“For where two or three are gathered mystical teachings of jesus in my name, there am I in the midst of them.” – Matthew 18:20… And gather the settlers did in Nebraska in the mid-19th Century. Missionaries and ministers were not far behind – someone had to minister to the spiritual needs of the new inhabitants. Many denominations were present, but the dominant three were the Methodists, the Catholics, and the Lutherans. Whether you are religious or not, church records may hold a fountain of information about your ancestors. This article explains how best to locate and utilize Nebraska church records for genealogy and lineage research resources.
Even as the explorers were defining the land that was to become Nebraska and the Great Plains, missionaries were setting out to save souls and minister to the needs of the people, including Native Americans, living there. It was not an easy task, but by the 1850s, a number of religious denominations were organizing and building churches. Church records are a good source of information for Nebraska genealogists.
Although almost all religions are present in Nebraska, the most common, during the time the state was being settled, were Methodist, Catholic, Lutheran, Presbyterian, Congregational, Episcopalian, and Baptist. There were many more denominations, but Methodist, Catholic and Lutheran were the dominant three in those early days.
Before immediately delving into church records, it might be a good idea to learn come history about the particular denomination you are researching. We’ll take a little closer look at the top three.
The Methodists had a number of varieties including: German Methodist Episcopal; Methodist Episcopal Church among the Swedish People of Nebraska; Methodist Episcopal; and Methodist Protestant. The first major consolidation came in 1939 when three branches merged to become The Methodist Church. In 1968, the denomination unified with Evangelical United Brethren (EUB) to become the United Methodist Church (UMC). Some of the EUB congregations, however, opted out of joining the UMC and remained Evangelical.
Through the first half of the 20th Century, many small towns in Nebraska had a Methodist Church. Ministers, then and now, are assigned rather than called. Methodists were not noted for their record keeping, with the quality varying from minister to minister. If the church is still active, that is where records will be found. If a church has closed or if information on a minister is sought, it should be in the archives on the lower level of the Cochrane-Woods Library at Wesleyan University in Lincoln.

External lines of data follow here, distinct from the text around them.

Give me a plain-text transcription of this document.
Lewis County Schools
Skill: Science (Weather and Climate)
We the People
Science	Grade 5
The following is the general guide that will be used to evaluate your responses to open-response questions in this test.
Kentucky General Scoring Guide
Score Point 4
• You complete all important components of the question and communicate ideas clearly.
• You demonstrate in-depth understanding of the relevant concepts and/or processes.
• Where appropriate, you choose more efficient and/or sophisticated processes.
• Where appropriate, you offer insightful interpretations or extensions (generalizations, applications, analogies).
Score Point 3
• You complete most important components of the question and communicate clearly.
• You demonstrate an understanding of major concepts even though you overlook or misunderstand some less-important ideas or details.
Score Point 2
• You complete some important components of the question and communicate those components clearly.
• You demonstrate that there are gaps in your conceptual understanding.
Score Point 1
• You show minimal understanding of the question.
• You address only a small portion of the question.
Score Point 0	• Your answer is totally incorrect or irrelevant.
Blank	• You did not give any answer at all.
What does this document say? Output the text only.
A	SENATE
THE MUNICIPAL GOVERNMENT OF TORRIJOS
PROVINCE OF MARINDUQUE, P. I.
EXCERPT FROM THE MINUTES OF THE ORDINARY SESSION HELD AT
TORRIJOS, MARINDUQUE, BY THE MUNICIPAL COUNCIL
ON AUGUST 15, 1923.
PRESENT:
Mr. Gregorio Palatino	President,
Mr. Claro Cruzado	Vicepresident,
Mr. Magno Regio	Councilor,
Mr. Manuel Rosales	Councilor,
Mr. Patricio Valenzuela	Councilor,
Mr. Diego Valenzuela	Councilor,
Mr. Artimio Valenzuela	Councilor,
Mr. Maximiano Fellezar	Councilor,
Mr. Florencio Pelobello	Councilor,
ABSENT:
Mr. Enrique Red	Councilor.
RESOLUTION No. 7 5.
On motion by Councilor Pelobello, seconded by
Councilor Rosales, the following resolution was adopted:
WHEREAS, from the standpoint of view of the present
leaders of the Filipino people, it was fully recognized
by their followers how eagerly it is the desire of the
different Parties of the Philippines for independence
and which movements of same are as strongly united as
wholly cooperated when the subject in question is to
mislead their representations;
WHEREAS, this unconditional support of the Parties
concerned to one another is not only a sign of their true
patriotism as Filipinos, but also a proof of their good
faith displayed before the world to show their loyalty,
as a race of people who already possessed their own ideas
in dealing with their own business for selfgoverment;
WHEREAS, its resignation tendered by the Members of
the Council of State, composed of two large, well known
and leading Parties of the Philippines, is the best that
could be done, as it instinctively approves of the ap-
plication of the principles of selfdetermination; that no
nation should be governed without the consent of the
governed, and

In some areas of rural Nebraska, Catholicism is the predominant religion. A small town may have had a Catholic grade school, high school or hospital. Specific areas of Omaha are also predominantly Catholic. When researching Catholics, be aware that members of many congregations were of one nationality. If there were Polish, Czech, Irish, and Germans living in one area, each could have its own church. Priests are assigned to parishes, and records should be in good order. Nebraska genealogy researchers should check with the local Catholic church in regard to records. The Omaha Archdiocese office, might be able to help with older records or information about Omaha area churches.